Among most other federal agencies, this year has seen only a sprinkling of large case resolutions against major companies. For example, the Commerce Department’s Bureau of Industry and Security fined Seagate Technology $300 million for export control violations in its sale of disk drives to China’s Huawei Technologies. The Federal Reserve fined Deutsche Bank $186 million for failing to comply with previous consent orders involving sanctions compliance and anti-money-laundering practices.

Although most of its penalties are below $100 million, the Consumer Financial Protection Bureau has brought a steady stream of cases against financial predators. These include a $90 million penalty against Bank of America for imposing unfair overdraft fees, withholding reward bonuses explicitly promised to credit card customers, and misappropriating sensitive personal information to open accounts without customer knowledge or authorization.

The Securities and Exchange Commission has kept up its case volume, but the number of large resolutions in 2023 has been down from the previous year. And a larger portion of those major cases involve civil add-ons to criminal bribery cases brought by the Justice Department under the Foreign Corrupt Practices Act.
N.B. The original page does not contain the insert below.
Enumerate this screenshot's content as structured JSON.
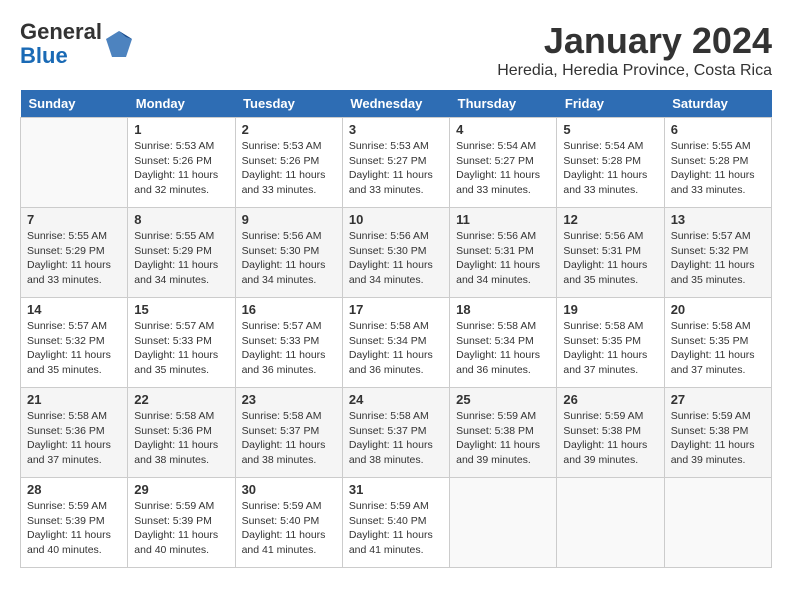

There are also signs that the SEC is joining the leniency bandwagon. Recently, the agency waived a $40 million penalty against the drug company Mallinckrodt in a case related to its failure to disclose loss contingencies linked to an investigation of its Medicaid billing practices.

The Federal Trade Commission has also tended toward smaller settlements this year, though that agency handles many matters—including merger reviews—that may not involve monetary penalties. The biggest fine it imposed this year was $25 million in a case against Amazon.com for violating the Children’s Online Privacy Protection Act Rule.

The Environmental Protection Agency has held steady in 2023. Its largest settlement has been a $242 million deal with BP in which the oil giant paid a $40 million penalty and agreed to spend $197 million on emission control upgrades at its Whiting refinery in Indiana.

Major cases have been down at the state level. There have been about two dozen resolutions involving penalties of $50 million or more, compared to the previous year’s total of 50, which included numerous opioid-related settlements. This year there has been one such settlement involving a $1.4 billion deal with supermarket chain Kroger.

Year to year changes do not tell the whole story, yet it is discouraging to see a drop-off in successful major enforcement actions.  Let’s hope that in 2024 both federal and state regulators and prosecutors find the means to step up the pressure on rogue corporations.

Note: Details on the cases cited above and many more are in Violation Tracker.